Now Sif spoke of an old legend come recently to life.
Was it totally crazy to imagine that her brother might have taken on the guise of the mythical Dark Raider? Not the way Brit saw it.
What better way to keep the fact that he still lived a secret from his enemies than to wear a mask?
Chapter Four
Another day passed. And another after that.
Brit’s impatience was growing. She had come to the village for a reason. And since that one conversation with Sif Saturday afternoon in the washhouse, she hadn’t moved a fraction of an inch toward her goal.
No one would talk to her. Not about Valbrand, anyway. The mention of his name brought long silences and significant looks. And then whoever she’d asked would answer that she already knew everything they knew on the subject.
She’d even gone so far as trying to get some small shred of information out of the children—and okay, that was kind of pitiful. But she was getting desperate.
They told her they’d seen Valbrand. That he came sometimes to visit—and that at night he turned into the Dark Raider. She almost got her hopes up, almost dared to imagine she might be getting somewhere.
But then the little darlings proceeded to tell her they’d also seen Thor in the sky, throwing his hammer, and Freyja riding through the clouds in her cat-drawn chariot.
So much for asking the kids.
Finally, on Tuesday, a week and a day after her plane went down, as she was sitting at the breakfast table with Asta and Eric, she decided she’d had about enough of getting nowhere. She looked across the table at the man who had carried her out of Drakveden Fjord.
Those haunting eyes were waiting, as usual. Over the past few days, she was constantly glancing up to find him looking at her, his gaze both measuring and intent.

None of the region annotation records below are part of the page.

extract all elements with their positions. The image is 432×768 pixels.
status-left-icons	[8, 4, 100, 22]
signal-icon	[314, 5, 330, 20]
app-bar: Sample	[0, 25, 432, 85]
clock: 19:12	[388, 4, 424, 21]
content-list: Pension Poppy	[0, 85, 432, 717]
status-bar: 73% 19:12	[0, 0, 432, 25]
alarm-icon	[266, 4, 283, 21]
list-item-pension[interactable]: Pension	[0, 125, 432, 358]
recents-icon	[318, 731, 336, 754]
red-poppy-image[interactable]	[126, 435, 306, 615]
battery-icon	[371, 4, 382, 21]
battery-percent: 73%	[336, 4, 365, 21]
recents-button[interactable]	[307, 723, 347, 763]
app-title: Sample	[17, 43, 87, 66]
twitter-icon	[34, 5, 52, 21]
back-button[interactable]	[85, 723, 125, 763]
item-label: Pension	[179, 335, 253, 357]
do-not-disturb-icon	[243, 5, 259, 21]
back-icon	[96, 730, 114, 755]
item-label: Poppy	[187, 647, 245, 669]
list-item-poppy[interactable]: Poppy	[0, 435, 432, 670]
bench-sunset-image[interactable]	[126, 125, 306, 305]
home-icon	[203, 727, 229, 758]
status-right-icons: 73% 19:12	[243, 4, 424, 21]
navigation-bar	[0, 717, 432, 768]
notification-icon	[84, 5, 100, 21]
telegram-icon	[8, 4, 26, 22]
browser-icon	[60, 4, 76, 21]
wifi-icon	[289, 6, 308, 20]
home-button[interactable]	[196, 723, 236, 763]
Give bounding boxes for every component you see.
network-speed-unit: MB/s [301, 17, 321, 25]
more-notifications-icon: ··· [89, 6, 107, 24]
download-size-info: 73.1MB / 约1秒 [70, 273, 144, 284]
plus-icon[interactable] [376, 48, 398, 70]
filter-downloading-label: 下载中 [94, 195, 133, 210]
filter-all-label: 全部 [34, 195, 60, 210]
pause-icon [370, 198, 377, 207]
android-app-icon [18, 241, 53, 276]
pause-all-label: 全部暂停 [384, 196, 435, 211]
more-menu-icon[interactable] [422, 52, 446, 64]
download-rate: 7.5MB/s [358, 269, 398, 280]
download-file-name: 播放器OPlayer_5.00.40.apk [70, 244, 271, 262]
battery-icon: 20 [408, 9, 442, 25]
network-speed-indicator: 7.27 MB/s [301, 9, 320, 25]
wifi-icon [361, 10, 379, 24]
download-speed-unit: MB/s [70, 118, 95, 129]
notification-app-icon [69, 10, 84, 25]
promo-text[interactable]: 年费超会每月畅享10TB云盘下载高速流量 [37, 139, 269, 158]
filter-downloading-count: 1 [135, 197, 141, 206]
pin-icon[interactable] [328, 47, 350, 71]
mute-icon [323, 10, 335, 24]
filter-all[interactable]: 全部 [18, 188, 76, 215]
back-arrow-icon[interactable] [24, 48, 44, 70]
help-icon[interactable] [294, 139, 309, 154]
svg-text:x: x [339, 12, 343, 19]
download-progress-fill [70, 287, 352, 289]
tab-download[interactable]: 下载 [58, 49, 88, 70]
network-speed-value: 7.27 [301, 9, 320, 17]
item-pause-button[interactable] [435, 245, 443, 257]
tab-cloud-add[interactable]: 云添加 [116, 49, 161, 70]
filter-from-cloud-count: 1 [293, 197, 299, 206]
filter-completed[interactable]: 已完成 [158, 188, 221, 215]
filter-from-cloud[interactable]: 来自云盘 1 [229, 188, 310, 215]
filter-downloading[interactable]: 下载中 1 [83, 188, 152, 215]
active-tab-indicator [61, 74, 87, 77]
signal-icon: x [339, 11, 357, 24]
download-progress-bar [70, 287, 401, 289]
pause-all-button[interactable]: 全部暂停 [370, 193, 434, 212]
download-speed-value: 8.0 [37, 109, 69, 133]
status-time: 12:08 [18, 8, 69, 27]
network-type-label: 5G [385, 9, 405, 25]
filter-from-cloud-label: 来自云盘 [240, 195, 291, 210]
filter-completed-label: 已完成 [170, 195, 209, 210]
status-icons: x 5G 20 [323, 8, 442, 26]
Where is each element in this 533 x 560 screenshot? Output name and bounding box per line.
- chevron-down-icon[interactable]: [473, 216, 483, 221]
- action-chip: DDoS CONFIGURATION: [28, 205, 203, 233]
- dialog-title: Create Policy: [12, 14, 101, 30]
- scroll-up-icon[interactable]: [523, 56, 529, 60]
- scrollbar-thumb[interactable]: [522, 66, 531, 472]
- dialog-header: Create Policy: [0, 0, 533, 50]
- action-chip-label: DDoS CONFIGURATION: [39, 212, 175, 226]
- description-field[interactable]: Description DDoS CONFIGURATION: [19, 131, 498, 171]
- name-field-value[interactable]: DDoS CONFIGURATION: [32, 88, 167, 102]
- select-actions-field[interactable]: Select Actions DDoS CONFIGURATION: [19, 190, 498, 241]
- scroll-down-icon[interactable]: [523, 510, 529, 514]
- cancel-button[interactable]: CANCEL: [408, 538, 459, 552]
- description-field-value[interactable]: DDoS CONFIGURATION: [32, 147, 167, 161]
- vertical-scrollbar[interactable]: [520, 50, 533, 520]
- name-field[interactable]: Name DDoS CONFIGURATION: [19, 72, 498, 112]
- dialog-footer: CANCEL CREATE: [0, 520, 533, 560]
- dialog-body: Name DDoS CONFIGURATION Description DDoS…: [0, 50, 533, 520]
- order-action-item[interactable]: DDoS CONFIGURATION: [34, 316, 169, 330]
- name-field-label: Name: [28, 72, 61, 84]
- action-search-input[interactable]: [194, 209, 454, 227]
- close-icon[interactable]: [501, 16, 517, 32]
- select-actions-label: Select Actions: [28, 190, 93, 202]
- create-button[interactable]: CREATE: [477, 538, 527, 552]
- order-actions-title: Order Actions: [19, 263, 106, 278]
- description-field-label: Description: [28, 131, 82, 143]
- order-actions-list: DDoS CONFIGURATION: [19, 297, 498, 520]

Now he wore the strangest expression. Expectant and yet wary. As if he already knew what she would say.
“I would like to speak with you alone please—after breakfast if that’s all right.”
He nodded in that regal way of his. “As you wish.”
And Asta beamed, as if the thought of the two of them speaking alone after breakfast just tickled her pink. “Well,” the old woman said. “At last.”
Now, what was for Asta to be so thrilled about? She had to know that they’d be talking about Valbrand.
Whatever was up with her, Asta couldn’t get out and leave them alone fast enough. She had the table cleared and their breakfast bowls draining in the wooden rack on the counter in record time. “I’ll be at Sigrid’s,” she announced breathlessly as she grabbed her heavy shawl from the row of pegs by the door. Brit gave her a puzzled look and a wave as she went out.
The door clicked shut, and it was just Brit and Eric, facing each other across the plain wooden table.
“Well then.” Those green-gray eyes looked at her probingly. “You have something to say to me?”